The optics speak for themselves. A citizen removed for objecting too loudly to her community being sold out, after the council voted before hearing anyone speak.
Sara did exactly what the moment required. Not disruption for attention. Not incivility for its own sake. But direct and uncompromising opposition to a broken process.
When a city council votes before hearing from the people it plans to steamroll, when it is determined to annex non-contiguous land to capture $10 billion in revenue without obligation to those affected, when it makes clear that no amount of testimony will change its mind, polite comments alone are not enough.
Sara’s removal should radicalize anyone who believes in democratic governance. Not toward violence. Not toward chaos. But toward the understanding that this fight demands everything we can bring.
The Path Forward
The December 9th meeting revealed several hard truths.
Regional partners are now aware and concerned.
Waco officials calling this process “highly unusual” is leverage. Use it. Copy them on communications. Document every bypass of regional coordination.
The process is flawed and documented.
The council voted before public comment. That fact now exists in the official record. Every shortcut becomes evidence as this escalates.

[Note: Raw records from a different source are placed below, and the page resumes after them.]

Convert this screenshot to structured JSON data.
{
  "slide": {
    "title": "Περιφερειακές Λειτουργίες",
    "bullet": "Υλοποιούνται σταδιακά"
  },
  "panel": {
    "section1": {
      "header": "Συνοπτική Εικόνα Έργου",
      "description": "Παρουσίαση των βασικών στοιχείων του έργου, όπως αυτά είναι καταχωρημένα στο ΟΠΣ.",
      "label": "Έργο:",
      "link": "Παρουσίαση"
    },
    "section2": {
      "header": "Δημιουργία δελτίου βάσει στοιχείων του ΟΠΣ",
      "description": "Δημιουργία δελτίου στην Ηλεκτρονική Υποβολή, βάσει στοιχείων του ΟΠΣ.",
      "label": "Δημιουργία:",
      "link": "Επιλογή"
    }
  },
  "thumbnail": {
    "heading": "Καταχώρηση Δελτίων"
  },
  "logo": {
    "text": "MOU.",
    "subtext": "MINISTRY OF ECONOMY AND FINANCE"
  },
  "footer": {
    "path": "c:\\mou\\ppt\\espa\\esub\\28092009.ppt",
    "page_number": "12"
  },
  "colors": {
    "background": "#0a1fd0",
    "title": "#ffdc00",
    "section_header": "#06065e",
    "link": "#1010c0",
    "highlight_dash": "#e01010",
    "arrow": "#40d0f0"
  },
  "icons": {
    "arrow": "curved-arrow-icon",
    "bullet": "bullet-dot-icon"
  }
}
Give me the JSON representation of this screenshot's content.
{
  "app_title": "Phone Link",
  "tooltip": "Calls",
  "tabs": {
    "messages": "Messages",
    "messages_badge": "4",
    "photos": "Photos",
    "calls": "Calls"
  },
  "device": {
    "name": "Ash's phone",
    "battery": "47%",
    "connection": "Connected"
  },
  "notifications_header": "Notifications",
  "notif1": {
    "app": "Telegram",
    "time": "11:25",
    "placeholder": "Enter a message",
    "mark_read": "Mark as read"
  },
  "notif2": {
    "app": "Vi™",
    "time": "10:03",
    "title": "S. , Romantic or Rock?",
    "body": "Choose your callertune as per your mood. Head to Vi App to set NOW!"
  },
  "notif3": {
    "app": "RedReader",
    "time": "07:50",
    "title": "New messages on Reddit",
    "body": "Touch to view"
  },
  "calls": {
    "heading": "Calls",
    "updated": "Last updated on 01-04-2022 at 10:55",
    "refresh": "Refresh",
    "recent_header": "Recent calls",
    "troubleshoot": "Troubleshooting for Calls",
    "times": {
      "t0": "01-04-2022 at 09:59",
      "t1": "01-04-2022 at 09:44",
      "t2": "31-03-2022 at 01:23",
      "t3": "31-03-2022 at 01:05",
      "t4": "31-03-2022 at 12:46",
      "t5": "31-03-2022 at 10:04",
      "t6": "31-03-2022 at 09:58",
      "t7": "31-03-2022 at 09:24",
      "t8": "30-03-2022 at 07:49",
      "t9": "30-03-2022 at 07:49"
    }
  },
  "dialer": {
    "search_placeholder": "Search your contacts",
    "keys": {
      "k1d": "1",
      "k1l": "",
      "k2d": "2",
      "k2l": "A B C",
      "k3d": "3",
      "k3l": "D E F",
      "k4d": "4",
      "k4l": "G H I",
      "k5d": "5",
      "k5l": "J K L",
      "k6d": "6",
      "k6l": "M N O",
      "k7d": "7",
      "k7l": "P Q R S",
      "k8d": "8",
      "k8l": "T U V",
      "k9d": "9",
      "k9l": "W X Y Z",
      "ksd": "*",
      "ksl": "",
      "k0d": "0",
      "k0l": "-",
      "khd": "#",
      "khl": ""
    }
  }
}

Lacy Lakeview has already decided.
Mayor Wilson made that clear. The real audience now is everyone else with power to intervene.
County commissioners who can challenge the annexation.
State representatives who can investigate ETJ manipulation.
Federal officials who can scrutinize environmental and infrastructure impacts.
Media outlets that can expose the backroom dealings.
Waco officials who control the water supply.
Every one of them needs to hear from you. In writing. With documentation. With specific asks.
What You Can Do
-
Submit written testimony to Lacy Lakeview City Council before the next meeting. Use our templates if you need a starting point.
-
Contact county commissioners about annexation of non-contiguous land in unincorporated territory. County-specific templates are available.
-
Write to your state representatives about misuse of HB 2965 to bypass regional planning.
-
Document everything. Attend meetings when possible. Submit written comments whether you attend or not. Keep copies and share them.
-
Spread the word. The pressure that brought Waco officials into that December 9th meeting only works if people know what is happening.
This fight is not over. It is only beginning.
And when future generations ask what we did while our community was being sold, while our rural home was industrialized without consent, while our voices were sidelined by procedure, we will point to people like Sara Mynarcik who refused to stay silent.
We will show them the written record. The documentation. The meeting notes. The ignored testimony.
We will prove that we fought for this place with facts, persistence, and the full measure of civic engagement democracy demands.
Your voice matters. Make sure it is heard.